Financial and Deal Structure

  • Questions to ask: 
    • What is the proposed financial structure of the deal (cash, rollover equity, earnouts)?
    • How do you value our business, and what are the key valuation drivers?
    • What are the potential financial benefits and risks associated with the proposed deal structure?
    • What portion of the consideration will be in the form of rollover equity?
    • How is the rollover equity structured, and what are the terms?
    • What are the historical performance and future prospects of the buyer’s business?
    • How are earnout targets defined, and what metrics are used?
    • What is the timeframe for achieving earnout targets?
    • What are the potential impacts of earnouts on business operations and integration?

Post-Sale Career Paths and Opportunities

  • Questions to ask: 
    • What options are available for founders and key employees post-sale?
    • Can we choose different career paths within your organization?
    • What support will you provide for transitioning into new roles or responsibilities?

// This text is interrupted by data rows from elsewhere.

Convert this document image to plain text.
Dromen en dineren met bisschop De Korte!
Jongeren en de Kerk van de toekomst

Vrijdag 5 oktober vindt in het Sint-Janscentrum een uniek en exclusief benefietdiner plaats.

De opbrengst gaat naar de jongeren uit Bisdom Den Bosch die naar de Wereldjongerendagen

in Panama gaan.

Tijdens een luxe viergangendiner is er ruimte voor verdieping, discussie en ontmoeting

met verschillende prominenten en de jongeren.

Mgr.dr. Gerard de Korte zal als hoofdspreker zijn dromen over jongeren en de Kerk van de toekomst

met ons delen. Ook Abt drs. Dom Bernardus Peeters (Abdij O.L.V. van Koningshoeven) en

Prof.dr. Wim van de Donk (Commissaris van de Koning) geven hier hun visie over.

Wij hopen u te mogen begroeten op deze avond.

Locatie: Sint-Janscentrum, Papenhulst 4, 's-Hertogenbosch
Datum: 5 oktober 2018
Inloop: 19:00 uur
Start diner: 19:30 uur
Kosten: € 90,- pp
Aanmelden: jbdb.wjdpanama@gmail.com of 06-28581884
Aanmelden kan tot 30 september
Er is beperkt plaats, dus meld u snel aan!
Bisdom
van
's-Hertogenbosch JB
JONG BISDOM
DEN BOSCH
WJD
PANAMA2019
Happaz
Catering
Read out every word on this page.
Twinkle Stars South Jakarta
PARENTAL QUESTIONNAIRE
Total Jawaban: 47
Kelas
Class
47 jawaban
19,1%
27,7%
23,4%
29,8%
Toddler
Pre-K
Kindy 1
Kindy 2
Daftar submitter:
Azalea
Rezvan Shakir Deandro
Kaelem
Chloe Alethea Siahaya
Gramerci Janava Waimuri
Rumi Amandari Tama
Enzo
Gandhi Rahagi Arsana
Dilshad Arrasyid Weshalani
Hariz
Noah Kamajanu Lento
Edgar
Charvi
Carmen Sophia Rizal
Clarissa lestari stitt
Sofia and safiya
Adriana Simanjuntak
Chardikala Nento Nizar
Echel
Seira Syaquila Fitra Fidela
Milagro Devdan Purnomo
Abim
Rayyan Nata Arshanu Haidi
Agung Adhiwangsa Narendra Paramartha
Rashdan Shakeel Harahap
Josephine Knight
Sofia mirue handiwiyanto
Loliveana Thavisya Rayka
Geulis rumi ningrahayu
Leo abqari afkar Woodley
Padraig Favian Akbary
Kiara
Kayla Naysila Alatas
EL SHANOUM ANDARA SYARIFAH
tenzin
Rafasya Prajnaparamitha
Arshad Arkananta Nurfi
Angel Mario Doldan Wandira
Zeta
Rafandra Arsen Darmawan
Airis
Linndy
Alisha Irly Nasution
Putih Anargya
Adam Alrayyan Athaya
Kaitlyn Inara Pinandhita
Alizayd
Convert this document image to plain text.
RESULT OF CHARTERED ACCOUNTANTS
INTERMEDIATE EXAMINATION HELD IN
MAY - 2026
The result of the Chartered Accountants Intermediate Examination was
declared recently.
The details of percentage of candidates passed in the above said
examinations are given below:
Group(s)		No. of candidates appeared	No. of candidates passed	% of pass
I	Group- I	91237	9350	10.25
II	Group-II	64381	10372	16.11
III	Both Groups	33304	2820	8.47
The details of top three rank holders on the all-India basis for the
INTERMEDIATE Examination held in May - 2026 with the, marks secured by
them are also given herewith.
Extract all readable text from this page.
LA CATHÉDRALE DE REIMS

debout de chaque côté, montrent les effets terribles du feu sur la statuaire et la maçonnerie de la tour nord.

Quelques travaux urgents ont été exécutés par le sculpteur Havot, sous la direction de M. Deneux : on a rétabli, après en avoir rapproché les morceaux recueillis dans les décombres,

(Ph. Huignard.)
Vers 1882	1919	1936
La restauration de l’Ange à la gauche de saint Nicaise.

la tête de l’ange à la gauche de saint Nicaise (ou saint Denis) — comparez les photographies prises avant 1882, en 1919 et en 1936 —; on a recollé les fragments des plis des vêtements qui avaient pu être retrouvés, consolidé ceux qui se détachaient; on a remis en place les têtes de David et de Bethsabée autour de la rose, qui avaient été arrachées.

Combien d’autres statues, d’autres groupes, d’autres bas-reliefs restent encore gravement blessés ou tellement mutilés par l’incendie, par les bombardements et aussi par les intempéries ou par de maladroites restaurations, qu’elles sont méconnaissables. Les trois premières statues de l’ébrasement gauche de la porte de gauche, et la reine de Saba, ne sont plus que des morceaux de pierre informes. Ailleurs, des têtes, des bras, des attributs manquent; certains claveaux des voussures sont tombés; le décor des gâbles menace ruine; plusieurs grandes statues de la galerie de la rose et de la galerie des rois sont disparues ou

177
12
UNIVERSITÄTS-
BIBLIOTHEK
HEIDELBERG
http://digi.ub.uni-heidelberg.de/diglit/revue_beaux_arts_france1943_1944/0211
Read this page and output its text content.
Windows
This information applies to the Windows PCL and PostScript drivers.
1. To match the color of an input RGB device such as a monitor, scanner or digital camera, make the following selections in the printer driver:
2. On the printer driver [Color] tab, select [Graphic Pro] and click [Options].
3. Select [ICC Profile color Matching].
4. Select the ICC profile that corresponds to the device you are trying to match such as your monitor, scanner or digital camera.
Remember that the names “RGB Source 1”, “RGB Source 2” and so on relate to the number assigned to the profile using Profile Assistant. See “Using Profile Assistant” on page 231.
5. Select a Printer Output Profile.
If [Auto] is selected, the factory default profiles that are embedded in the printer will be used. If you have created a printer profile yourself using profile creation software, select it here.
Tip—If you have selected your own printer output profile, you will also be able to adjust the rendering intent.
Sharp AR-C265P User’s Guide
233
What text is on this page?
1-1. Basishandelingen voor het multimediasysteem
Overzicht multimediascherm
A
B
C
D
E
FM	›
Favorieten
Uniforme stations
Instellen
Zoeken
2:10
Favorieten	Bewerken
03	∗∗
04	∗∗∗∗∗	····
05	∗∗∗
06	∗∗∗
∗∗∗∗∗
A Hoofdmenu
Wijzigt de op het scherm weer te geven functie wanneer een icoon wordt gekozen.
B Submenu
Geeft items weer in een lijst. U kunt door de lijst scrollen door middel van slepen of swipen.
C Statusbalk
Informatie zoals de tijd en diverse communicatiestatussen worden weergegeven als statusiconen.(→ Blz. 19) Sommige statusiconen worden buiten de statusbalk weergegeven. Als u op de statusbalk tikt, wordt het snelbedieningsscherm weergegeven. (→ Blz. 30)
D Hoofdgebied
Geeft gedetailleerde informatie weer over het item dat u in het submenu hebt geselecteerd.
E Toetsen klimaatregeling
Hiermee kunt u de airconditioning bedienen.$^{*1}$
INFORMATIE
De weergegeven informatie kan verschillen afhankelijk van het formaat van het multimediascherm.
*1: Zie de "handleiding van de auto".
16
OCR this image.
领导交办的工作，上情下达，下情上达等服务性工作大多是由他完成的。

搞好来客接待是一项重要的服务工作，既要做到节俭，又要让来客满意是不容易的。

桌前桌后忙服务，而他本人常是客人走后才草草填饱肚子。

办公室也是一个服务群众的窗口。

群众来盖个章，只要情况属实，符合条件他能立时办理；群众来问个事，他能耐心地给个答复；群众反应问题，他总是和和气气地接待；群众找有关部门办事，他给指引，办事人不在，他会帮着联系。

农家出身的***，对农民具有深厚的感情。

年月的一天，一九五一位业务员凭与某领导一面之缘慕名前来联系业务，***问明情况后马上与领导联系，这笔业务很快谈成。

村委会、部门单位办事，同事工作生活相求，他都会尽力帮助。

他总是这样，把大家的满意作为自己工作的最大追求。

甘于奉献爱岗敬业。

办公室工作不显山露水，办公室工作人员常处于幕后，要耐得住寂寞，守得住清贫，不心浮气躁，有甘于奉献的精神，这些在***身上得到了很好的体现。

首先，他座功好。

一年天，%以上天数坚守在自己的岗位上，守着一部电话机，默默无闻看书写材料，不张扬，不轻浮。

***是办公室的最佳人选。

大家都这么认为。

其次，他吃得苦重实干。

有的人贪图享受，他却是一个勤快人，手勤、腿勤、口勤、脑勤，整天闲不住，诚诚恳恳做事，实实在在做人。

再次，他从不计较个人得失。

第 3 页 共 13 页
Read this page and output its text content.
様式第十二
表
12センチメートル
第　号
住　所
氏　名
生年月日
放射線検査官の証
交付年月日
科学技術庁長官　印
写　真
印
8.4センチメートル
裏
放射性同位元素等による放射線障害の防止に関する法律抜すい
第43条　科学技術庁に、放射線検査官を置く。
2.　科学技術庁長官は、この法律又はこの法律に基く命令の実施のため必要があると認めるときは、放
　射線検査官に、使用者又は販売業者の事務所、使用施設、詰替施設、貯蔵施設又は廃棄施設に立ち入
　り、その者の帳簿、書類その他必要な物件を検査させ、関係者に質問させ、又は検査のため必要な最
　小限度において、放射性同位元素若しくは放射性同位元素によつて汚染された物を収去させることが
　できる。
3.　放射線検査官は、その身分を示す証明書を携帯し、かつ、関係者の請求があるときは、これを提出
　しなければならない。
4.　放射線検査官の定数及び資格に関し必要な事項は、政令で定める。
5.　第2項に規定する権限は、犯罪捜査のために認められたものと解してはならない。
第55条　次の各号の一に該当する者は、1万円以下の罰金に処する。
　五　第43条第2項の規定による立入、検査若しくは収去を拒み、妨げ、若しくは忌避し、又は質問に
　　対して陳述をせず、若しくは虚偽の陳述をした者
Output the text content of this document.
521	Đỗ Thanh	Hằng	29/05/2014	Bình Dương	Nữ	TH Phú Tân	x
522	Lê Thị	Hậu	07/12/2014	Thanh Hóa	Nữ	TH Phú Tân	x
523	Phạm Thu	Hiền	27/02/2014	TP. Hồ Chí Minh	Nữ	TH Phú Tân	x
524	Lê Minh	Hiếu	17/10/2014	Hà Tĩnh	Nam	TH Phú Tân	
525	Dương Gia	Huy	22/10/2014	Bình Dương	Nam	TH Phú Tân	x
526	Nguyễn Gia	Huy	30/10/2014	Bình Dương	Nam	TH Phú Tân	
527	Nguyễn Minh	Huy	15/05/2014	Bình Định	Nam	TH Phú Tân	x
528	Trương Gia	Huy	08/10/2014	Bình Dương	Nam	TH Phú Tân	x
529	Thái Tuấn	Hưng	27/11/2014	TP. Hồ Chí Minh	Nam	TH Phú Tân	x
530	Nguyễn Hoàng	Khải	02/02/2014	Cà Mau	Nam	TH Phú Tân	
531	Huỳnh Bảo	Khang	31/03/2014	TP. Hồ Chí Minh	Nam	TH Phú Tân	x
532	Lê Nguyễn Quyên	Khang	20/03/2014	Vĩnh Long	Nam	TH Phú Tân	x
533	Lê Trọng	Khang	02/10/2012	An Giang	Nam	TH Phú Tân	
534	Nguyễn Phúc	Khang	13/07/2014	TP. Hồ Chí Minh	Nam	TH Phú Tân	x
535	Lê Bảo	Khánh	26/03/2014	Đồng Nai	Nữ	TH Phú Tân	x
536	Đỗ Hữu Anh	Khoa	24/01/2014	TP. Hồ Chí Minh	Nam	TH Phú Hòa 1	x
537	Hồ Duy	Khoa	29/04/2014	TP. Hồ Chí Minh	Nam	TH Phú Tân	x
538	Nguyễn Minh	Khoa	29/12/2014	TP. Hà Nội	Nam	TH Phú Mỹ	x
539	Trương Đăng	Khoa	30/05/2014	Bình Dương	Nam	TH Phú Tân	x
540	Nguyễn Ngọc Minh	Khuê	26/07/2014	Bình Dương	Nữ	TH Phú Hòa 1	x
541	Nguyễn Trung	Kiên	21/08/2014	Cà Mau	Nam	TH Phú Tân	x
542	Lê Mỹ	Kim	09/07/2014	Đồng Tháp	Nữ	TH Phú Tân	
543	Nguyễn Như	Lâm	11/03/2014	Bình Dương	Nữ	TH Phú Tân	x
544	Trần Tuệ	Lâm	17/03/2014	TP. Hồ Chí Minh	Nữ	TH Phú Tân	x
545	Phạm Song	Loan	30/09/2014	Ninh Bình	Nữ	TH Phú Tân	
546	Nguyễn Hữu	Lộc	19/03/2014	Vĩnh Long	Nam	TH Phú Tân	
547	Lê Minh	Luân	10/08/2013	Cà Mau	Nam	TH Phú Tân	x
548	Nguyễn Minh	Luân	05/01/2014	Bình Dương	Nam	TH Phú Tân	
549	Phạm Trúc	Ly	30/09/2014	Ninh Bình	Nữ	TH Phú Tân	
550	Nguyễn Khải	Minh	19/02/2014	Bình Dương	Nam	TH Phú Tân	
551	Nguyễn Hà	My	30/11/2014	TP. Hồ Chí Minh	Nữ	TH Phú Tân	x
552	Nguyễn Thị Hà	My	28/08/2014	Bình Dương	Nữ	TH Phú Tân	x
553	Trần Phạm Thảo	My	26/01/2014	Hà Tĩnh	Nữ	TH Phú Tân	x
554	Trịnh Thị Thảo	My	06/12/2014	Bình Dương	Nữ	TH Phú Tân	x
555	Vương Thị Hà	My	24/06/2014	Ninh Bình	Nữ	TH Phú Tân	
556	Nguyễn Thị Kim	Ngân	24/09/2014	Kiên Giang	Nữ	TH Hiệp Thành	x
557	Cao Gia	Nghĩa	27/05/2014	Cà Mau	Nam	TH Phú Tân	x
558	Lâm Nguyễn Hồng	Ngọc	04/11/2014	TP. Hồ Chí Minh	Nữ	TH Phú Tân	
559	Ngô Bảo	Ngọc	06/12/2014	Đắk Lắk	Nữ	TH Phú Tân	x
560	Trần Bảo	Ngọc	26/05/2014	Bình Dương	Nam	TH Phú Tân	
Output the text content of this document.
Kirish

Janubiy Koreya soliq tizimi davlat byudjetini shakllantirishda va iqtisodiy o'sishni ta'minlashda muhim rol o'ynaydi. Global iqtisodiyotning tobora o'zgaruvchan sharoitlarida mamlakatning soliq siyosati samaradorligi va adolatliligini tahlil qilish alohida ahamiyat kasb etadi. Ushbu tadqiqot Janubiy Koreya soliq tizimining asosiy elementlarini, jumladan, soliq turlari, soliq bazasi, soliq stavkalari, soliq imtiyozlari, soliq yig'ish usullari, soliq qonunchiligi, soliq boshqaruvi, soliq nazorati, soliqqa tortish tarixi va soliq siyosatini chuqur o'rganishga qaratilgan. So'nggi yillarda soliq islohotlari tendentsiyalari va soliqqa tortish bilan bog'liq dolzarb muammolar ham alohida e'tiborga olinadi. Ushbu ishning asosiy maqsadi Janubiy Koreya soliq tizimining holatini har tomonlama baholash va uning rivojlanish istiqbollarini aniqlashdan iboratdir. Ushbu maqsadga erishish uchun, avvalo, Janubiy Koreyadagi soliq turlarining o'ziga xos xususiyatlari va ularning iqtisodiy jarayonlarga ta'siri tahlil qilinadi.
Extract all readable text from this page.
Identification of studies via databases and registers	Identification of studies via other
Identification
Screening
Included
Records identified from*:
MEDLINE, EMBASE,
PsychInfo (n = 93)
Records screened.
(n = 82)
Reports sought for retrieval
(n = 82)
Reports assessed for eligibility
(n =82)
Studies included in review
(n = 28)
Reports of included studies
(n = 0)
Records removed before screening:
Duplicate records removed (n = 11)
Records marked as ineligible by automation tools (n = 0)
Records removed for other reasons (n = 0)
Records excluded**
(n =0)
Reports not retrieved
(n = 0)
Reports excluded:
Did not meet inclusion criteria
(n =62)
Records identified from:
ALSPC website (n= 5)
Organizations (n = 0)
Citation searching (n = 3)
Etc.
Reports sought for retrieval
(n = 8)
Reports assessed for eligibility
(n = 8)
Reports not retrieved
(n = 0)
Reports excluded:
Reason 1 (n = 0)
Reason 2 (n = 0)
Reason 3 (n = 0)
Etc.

Synergies and Value Creation

  • Questions to ask: 
    • What synergies do you anticipate from the acquisition? 
    • How do you plan to achieve cost savings, revenue enhancements, and operational efficiencies?
    • How will we benefit from these synergies, and what incentives are in place?

Integration Plan and Timeline

  • Questions to ask: 
    • What is your integration plan for merging our businesses? 
    • What is the timeline for key integration milestones and activities?
    • How will you ensure a smooth transition for our employees and clients?

Conclusion

Thorough due diligence and asking the right questions are crucial for MSP sellers considering an M&A transaction. By seeking advice from experienced professionals and ensuring alignment with their goals and values, sellers can achieve a successful and mutually beneficial outcome.